Mis à jour le 7 mars 2014 : Un réseau mafieux d’enfouissement de déchets a été démantelé en région parisienne ce jeudi 6 mars. Sévissant dans toute la région parisienne, la société véreuse RTR Environnement proposait aux entreprises de recycler les déchets à prix cassé. En fait de recyclage, elle se contentait d’enterrer les déchets parfois dangereux. Plusieurs hectares situées en zone inondable et proches d’un cours d’eau ont notamment été polluées à Villeparisis, en Seine-et-Marne. Selon la police, citée par l’agence AFP, l’entreprise s’inspirait là « des méthodes de la mafia italienne ». Des méthodes que nous vous décrivions dans cette enquête publiée en décembre dernier. |
Au pied de « l’Asse mediano » – axe routier Naples/Caserte dont le ciment et l’asphalte regorgeraient, selon l’association écologiste Legambiente, de déchets toxiques enfouis au moment de sa construction – la « Guardia Forestale » effectue une inspection. « Simple contrôle de routine », assure l’un des agents, tentant de chasser les curieux. Des douilles de cartouches de carabine recouvrent le sol. Deux ouvriers d’origine étrangère poursuivent impassiblement leur tâche, élaguant patiemment des plants de fraisiers.

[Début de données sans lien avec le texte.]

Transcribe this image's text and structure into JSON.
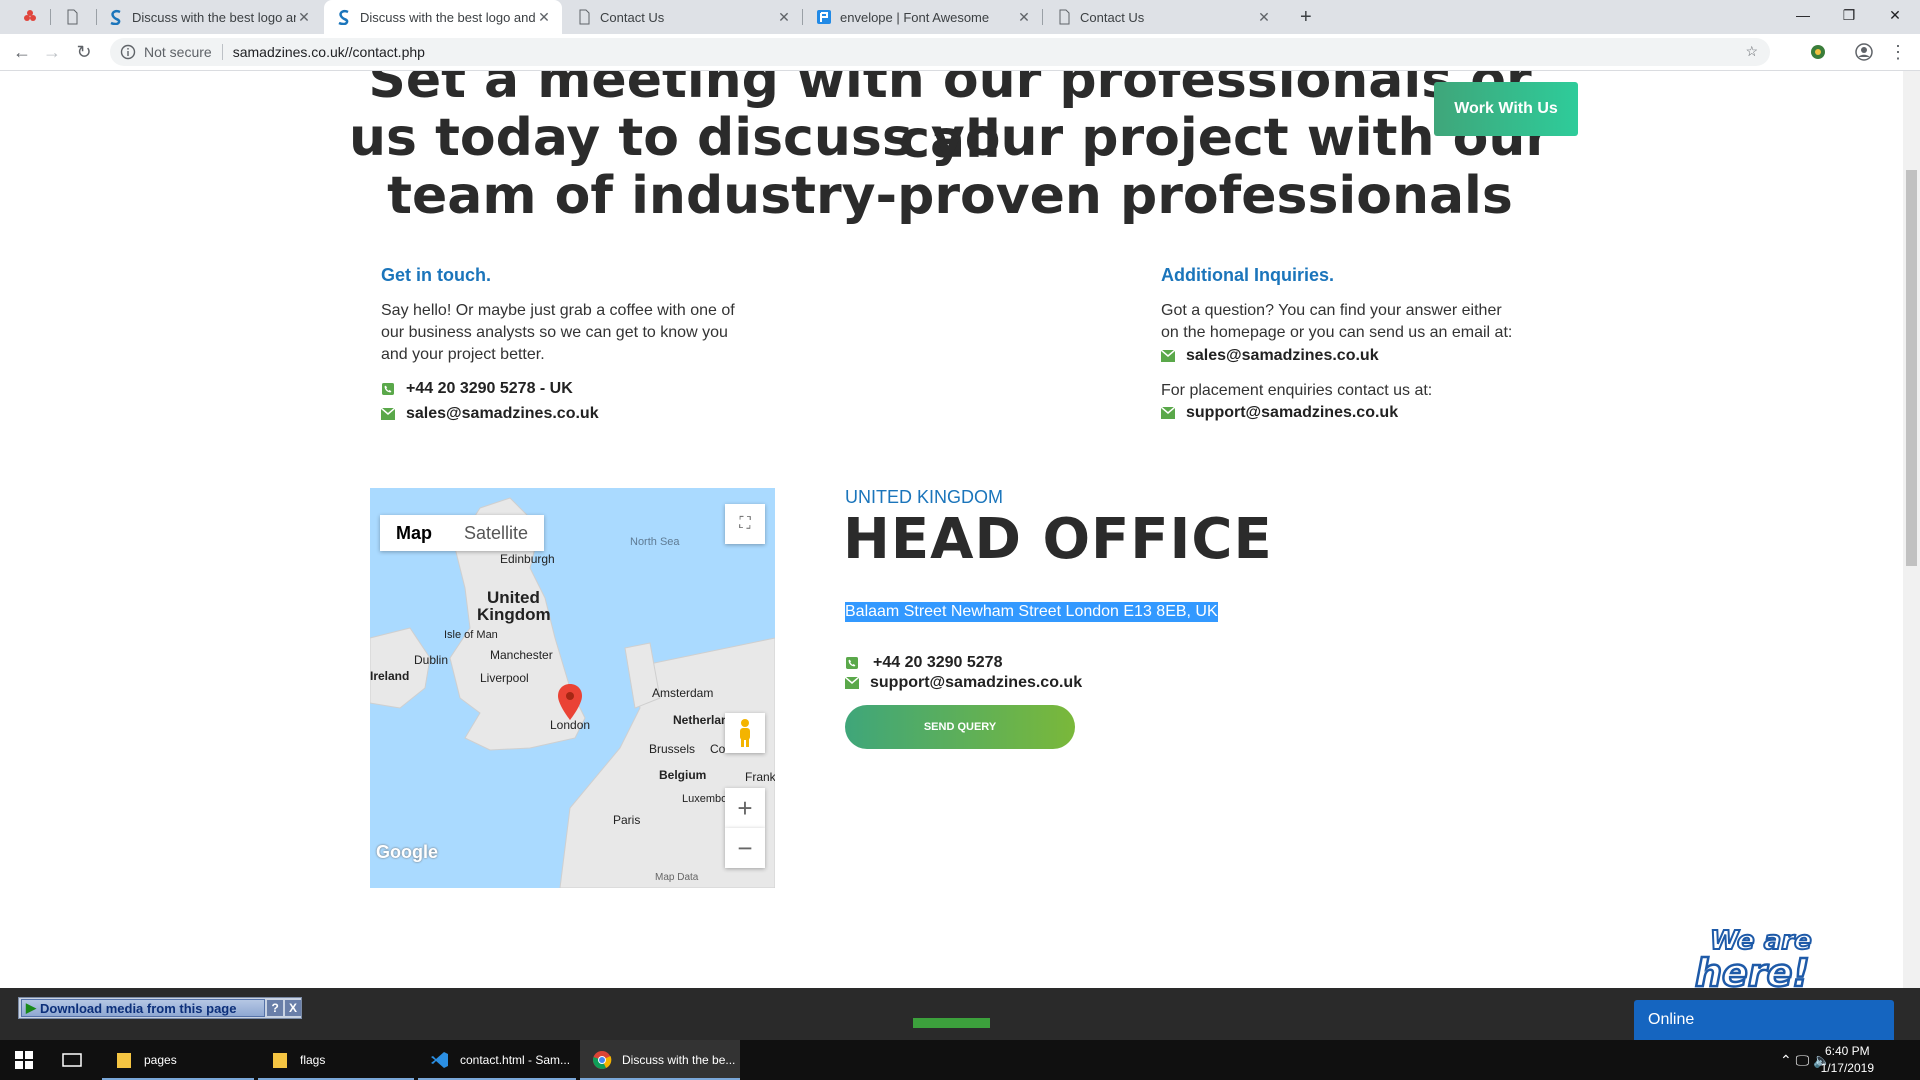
{
  "browser": {
    "tabs": [
      {
        "title": "",
        "icon": "app-icon"
      },
      {
        "title": "Discuss with the best logo and w",
        "icon": "samadzines-icon"
      },
      {
        "title": "Discuss with the best logo and w",
        "icon": "samadzines-icon",
        "active": true
      },
      {
        "title": "Contact Us",
        "icon": "page-icon"
      },
      {
        "title": "envelope | Font Awesome",
        "icon": "font-awesome-icon"
      },
      {
        "title": "Contact Us",
        "icon": "page-icon"
      }
    ],
    "not_secure": "Not secure",
    "url": "samadzines.co.uk//contact.php"
  },
  "hero": {
    "line1": "Set a meeting with our professionals or call",
    "line2": "us today to discuss your project with our",
    "line3": "team of industry-proven professionals",
    "work_button": "Work With Us"
  },
  "get_in_touch": {
    "heading": "Get in touch.",
    "line1": "Say hello! Or maybe just grab a coffee with one of",
    "line2": "our business analysts so we can get to know you",
    "line3": "and your project better.",
    "phone": "+44 20 3290 5278 - UK",
    "email": "sales@samadzines.co.uk"
  },
  "additional": {
    "heading": "Additional Inquiries.",
    "line1": "Got a question? You can find your answer either",
    "line2": "on the homepage or you can send us an email at:",
    "email1": "sales@samadzines.co.uk",
    "placement": "For placement enquiries contact us at:",
    "email2": "support@samadzines.co.uk"
  },
  "map": {
    "type_map": "Map",
    "type_satellite": "Satellite",
    "labels": {
      "north_sea": "North Sea",
      "edinburgh": "Edinburgh",
      "united": "United",
      "kingdom": "Kingdom",
      "isle_of_man": "Isle of Man",
      "dublin": "Dublin",
      "ireland": "Ireland",
      "manchester": "Manchester",
      "liverpool": "Liverpool",
      "london": "London",
      "amsterdam": "Amsterdam",
      "netherlands": "Netherlan",
      "brussels": "Brussels",
      "co": "Co",
      "belgium": "Belgium",
      "frank": "Frank",
      "luxembourg": "Luxembo",
      "paris": "Paris"
    },
    "google": "Google",
    "map_data": "Map Data"
  },
  "head_office": {
    "country": "UNITED KINGDOM",
    "title": "HEAD OFFICE",
    "address": "Balaam Street Newham Street London E13 8EB, UK",
    "phone": "+44 20 3290 5278",
    "email": "support@samadzines.co.uk",
    "send_button": "SEND QUERY"
  },
  "widgets": {
    "download": "Download media from this page",
    "help": "?",
    "close": "X",
    "online": "Online",
    "we_are": "We are",
    "here": "here!"
  },
  "taskbar": {
    "items": [
      {
        "label": "pages",
        "icon": "folder-icon"
      },
      {
        "label": "flags",
        "icon": "folder-icon"
      },
      {
        "label": "contact.html - Sam...",
        "icon": "vscode-icon"
      },
      {
        "label": "Discuss with the be...",
        "icon": "chrome-icon"
      }
    ],
    "time": "6:40 PM",
    "date": "1/17/2019"
  },
  "colors": {
    "accent_blue": "#1b75bb",
    "green": "#5aa84a",
    "heading": "#2b2b2b"
  }
}
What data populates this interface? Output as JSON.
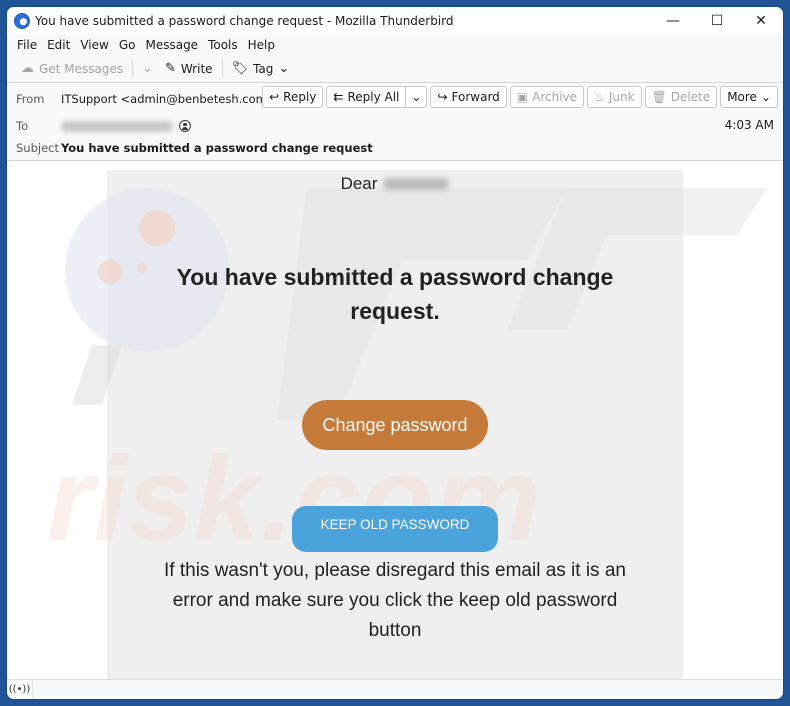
{
  "window": {
    "title": "You have submitted a password change request - Mozilla Thunderbird",
    "controls": {
      "minimize": "—",
      "maximize": "☐",
      "close": "✕"
    }
  },
  "menu": {
    "items": [
      {
        "label": "File",
        "accel": "F"
      },
      {
        "label": "Edit",
        "accel": "E"
      },
      {
        "label": "View",
        "accel": "V"
      },
      {
        "label": "Go",
        "accel": "G"
      },
      {
        "label": "Message",
        "accel": "M"
      },
      {
        "label": "Tools",
        "accel": "T"
      },
      {
        "label": "Help",
        "accel": "H"
      }
    ]
  },
  "toolbar": {
    "get_messages": "Get Messages",
    "write": "Write",
    "tag": "Tag"
  },
  "header": {
    "from_label": "From",
    "from_value": "ITSupport <admin@benbetesh.com>",
    "to_label": "To",
    "subject_label": "Subject",
    "subject_value": "You have submitted a password change request",
    "date": "4:03 AM",
    "actions": {
      "reply": "Reply",
      "reply_all": "Reply All",
      "forward": "Forward",
      "archive": "Archive",
      "junk": "Junk",
      "delete": "Delete",
      "more": "More"
    }
  },
  "email": {
    "greeting": "Dear",
    "headline": "You have submitted a password change request.",
    "change_button": "Change password",
    "keep_button": "KEEP OLD PASSWORD",
    "notice": "If this wasn't you, please disregard this email as it is an error and make sure you click the keep old password button",
    "colors": {
      "change_button": "#c67a3a",
      "keep_button": "#4ba3dc",
      "panel": "#efefef"
    }
  },
  "watermark": {
    "text": "risk.com"
  },
  "status": {
    "icon": "online-status-icon"
  }
}
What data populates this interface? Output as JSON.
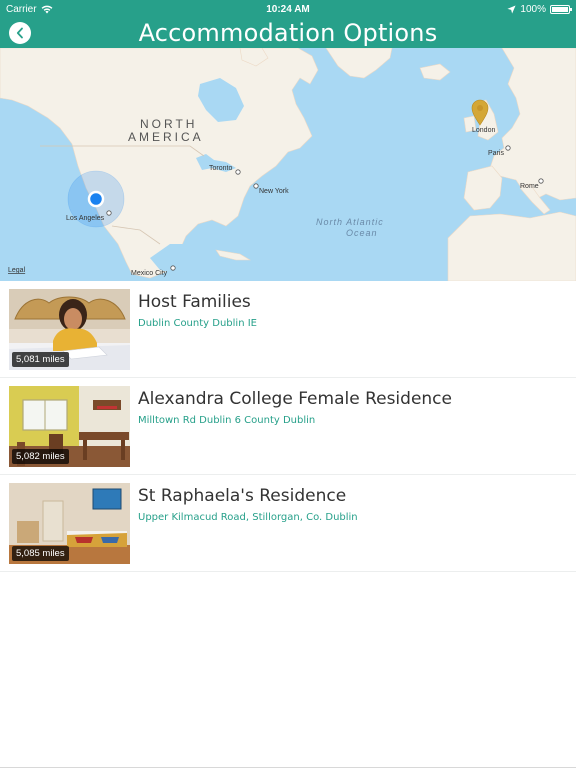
{
  "status": {
    "carrier": "Carrier",
    "time": "10:24 AM",
    "battery": "100%"
  },
  "navbar": {
    "title": "Accommodation Options",
    "back_icon": "chevron-left-icon"
  },
  "map": {
    "labels": {
      "north": "NORTH",
      "america": "AMERICA",
      "toronto": "Toronto",
      "newyork": "New York",
      "losangeles": "Los Angeles",
      "mexicocity": "Mexico City",
      "ocean1": "North Atlantic",
      "ocean2": "Ocean",
      "london": "London",
      "paris": "Paris",
      "rome": "Rome",
      "legal": "Legal"
    },
    "colors": {
      "water": "#a9d8f3",
      "land": "#f5f1e8",
      "pin": "#d4a736",
      "user": "#1a82f0"
    }
  },
  "accommodations": [
    {
      "title": "Host Families",
      "address": "Dublin County Dublin IE",
      "distance": "5,081 miles"
    },
    {
      "title": "Alexandra College Female Residence",
      "address": "Milltown Rd Dublin 6 County Dublin",
      "distance": "5,082 miles"
    },
    {
      "title": "St Raphaela's Residence",
      "address": "Upper Kilmacud Road, Stillorgan, Co. Dublin",
      "distance": "5,085 miles"
    }
  ]
}
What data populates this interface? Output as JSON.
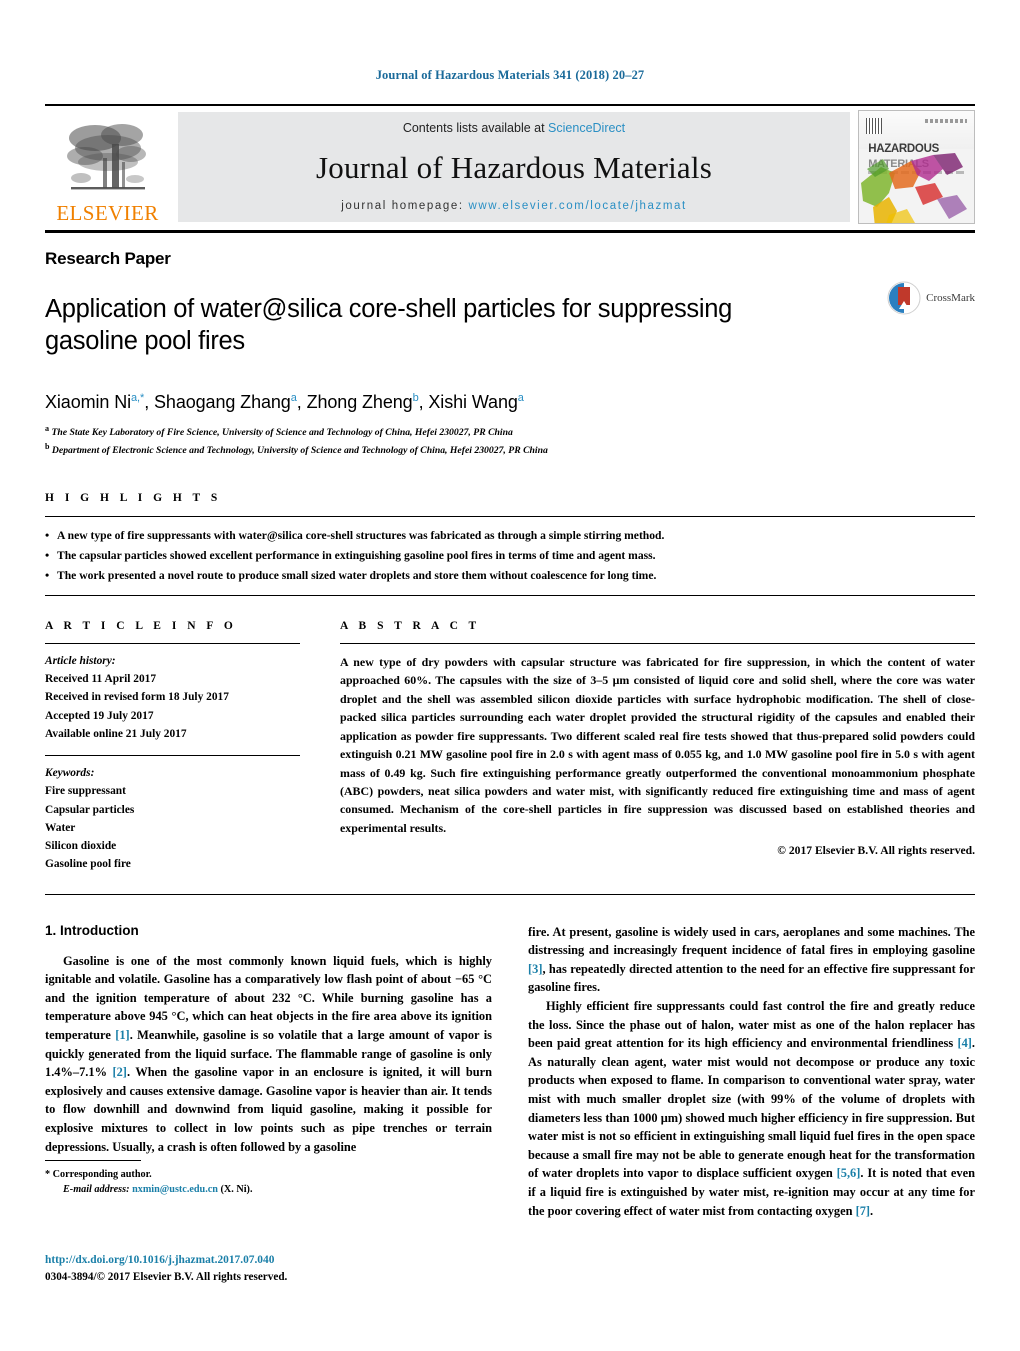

A moins de 100 mètres de là, un monticule recouvert de végétation barre l’horizon. « Voilà l’une des décharges où les ordures ménagères de Naples ont été entassées, au plus fort de la crise en 2008 », explique Vincenzo Tosti, médiateur social à la retraite qui dénonce énergiquement les déversements clandestins de déchets sur les parcelles agricoles de l’arrière-pays napolitain. « Regardez, là ça s’est effondré, on voit bien les sacs plastiques, les boîtes, les emballages. C’est dégoûtant. » Sur le flanc de cette colline artificielle, il montre du doigt des monticules d’amiante, des tas de bidons de produits chimiques et des chutes de cuir et tissus synthétiques à moitié carbonisés. « Ils viennent déverser ces déchets ici, ensuite ils incendient un pneu pour faire tout disparaître et il se dégage une épaisse fumée noire. »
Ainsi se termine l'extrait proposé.